The Indigenous Voice

The Purpose of the Blog

This is the first entry for the Indigenous Criminologist, a new blog that privileges First Nation opinions and experiences of crime control policies, legislation and government responses to the so-called 'Indigenous problem'.

Each week an entry will be made on a topical crime control-related issue, as seen from an Indigenous perspective.  Some topics will arise from recent media commentary, others from the latest policy activities of government, research reports and interesting academic publications.  Links to reports, journal articles will be included as much as possible, particular those produced by Indigenous scholars.
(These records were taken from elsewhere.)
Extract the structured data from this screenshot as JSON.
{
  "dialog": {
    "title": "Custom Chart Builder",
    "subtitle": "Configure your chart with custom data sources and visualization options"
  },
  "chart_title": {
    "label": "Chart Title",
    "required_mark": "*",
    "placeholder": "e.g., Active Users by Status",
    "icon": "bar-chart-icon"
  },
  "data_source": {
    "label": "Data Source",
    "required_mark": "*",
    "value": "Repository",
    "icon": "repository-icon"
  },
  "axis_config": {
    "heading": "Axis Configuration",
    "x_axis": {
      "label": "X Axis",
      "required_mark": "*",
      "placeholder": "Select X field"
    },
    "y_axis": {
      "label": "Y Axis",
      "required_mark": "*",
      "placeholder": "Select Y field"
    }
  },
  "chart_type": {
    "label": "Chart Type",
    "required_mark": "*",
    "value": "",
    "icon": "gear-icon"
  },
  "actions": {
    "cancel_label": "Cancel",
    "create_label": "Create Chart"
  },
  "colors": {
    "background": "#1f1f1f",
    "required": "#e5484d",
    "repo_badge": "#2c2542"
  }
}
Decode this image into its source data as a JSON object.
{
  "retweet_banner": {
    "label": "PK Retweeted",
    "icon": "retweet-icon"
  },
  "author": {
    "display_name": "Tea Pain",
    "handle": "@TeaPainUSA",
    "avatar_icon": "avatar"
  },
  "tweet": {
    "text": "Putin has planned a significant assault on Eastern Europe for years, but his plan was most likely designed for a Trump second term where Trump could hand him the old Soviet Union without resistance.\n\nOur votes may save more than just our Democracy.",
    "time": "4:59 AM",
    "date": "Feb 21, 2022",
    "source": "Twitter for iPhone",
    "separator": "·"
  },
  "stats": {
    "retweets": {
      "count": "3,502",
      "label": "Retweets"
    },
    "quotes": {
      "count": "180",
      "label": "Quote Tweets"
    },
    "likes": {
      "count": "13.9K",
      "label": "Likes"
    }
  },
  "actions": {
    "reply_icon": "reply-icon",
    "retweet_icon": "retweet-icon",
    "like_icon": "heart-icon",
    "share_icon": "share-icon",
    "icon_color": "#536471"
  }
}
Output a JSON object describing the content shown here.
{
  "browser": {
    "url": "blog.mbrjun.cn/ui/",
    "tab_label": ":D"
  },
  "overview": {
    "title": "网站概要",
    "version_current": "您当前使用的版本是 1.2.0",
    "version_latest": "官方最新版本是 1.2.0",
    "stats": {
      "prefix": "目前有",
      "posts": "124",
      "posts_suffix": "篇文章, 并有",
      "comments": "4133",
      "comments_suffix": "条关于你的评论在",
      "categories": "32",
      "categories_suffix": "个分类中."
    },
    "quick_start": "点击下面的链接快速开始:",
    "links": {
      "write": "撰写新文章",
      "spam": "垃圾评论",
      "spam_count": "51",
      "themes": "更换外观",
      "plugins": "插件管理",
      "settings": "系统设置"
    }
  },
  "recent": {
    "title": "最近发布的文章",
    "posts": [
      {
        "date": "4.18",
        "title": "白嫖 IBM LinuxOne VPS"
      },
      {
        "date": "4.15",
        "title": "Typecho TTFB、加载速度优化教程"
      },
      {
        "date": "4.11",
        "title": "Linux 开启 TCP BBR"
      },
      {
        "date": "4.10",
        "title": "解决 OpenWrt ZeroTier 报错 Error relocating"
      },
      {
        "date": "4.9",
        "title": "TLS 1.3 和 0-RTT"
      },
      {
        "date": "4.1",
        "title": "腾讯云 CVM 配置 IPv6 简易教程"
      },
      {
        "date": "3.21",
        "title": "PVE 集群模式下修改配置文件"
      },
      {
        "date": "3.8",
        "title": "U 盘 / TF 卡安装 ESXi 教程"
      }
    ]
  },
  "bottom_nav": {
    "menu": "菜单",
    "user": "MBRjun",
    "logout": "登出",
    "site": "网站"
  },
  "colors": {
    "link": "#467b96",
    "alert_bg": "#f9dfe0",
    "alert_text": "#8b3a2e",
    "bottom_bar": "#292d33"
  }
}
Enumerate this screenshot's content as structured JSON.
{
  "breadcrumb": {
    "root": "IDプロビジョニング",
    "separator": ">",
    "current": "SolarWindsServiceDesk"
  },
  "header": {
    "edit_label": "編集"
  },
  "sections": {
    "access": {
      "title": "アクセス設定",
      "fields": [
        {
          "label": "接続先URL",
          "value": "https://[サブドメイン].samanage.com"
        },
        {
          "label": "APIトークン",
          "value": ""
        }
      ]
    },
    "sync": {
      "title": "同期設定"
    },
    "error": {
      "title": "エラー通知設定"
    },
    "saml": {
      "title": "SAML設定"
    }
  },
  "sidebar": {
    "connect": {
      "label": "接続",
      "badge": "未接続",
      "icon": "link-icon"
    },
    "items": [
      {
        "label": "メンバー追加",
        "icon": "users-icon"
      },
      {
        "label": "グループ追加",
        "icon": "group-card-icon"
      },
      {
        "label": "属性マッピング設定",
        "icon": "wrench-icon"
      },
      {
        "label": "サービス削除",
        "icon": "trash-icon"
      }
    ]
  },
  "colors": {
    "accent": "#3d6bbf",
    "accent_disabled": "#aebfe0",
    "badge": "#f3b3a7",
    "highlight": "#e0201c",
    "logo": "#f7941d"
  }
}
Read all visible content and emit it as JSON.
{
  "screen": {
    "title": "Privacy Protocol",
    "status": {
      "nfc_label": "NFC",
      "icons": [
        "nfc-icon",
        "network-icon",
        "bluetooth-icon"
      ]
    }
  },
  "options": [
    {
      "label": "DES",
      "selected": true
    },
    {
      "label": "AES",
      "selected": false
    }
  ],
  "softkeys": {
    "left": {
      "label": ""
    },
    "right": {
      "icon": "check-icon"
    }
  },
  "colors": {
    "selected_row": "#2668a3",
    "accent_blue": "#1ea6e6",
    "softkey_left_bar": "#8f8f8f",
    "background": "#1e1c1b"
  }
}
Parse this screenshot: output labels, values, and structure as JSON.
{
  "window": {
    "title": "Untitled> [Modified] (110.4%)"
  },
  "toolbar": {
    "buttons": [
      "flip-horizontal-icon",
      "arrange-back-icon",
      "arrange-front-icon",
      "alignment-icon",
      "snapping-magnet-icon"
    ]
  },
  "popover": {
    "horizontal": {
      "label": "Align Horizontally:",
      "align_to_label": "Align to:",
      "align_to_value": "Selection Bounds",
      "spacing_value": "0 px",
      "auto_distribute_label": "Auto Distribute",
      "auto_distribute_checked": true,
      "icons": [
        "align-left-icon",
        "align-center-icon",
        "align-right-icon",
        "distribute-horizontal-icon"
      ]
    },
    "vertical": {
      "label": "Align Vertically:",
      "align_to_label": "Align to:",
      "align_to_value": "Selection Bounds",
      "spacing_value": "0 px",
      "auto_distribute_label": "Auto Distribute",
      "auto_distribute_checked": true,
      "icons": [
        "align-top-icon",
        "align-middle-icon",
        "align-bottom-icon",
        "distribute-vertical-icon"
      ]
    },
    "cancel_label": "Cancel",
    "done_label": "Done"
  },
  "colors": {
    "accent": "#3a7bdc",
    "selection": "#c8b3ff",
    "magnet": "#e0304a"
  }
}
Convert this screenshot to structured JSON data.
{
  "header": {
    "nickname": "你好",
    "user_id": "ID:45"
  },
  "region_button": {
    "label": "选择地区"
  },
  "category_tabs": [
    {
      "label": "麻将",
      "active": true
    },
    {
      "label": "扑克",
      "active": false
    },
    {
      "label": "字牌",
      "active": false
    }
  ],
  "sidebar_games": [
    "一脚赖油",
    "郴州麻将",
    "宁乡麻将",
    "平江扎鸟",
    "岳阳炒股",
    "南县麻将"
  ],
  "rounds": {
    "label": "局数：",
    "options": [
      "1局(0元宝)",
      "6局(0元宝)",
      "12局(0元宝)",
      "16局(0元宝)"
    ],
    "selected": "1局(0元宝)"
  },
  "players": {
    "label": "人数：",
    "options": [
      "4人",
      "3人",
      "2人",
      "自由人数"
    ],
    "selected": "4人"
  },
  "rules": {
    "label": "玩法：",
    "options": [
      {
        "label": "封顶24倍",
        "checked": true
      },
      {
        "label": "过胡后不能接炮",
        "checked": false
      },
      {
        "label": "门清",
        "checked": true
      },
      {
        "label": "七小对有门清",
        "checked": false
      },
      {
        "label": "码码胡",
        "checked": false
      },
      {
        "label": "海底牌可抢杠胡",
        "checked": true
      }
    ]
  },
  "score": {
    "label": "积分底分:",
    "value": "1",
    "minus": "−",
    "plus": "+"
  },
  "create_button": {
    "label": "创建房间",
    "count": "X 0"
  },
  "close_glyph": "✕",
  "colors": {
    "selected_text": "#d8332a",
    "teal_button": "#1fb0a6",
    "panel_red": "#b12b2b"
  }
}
Why is the Indigenous Perspective Important?
First Nation involvement in the criminal justice systems in all Settler Societies (namely New Zealand, Australia, Canada and the US) is one characterised by significant levels of over-representation in statistics related to all facets of the 'system', from arrest, sentencing, deaths in custody and imprisonment.  For example, in New Zealand Maori men and women make up approximately 50% of the prison population, while making up around 14.5% of the total population according to the 2006 Census.  The issue of Indigenous over-representation has received extensive attention from policy makers, academics and politicians.  Significant resources have been expended in an attempt to reduce criminal justice-related disparities.  Criminologists (who are predominantly non-Indigenous) in particular have expended a lot of energy on this issue, and many have made their careers and reputations writing and speaking about the Indigenous Other.  And yet, the one voice which is often absent or silenced in all this policy, legislation, books, articles, media noise, press statements.... are ours.  So much of this material is produced in the offices of academic institutions, in press rooms, by policy makers and Ministerial press secretaries, and more often than not, without any engagement with First Nations peoples.  Furthermore, despite all the attention from crime control experts, well meaning policy makers and the like, little improvement for First Nation peoples in their interactions with the agents of criminal justice.  For these reasons and others, it is time that the Indigenous voice was heard, and the privilege of commenting on our issues, transferred to us.

Next week, the first substantive blog will provide an 'outsiders' view of the recent media and political representation of the so-called 'Australia Day riots'.  Were the (mainly) Aboriginal protesters acting 'UnAustralian' as one commentator argued, or was it an example of the criminalisation of First Nation persons, a convenient distraction from the issues the Tent Embassy activists are attempting to draw our attention to?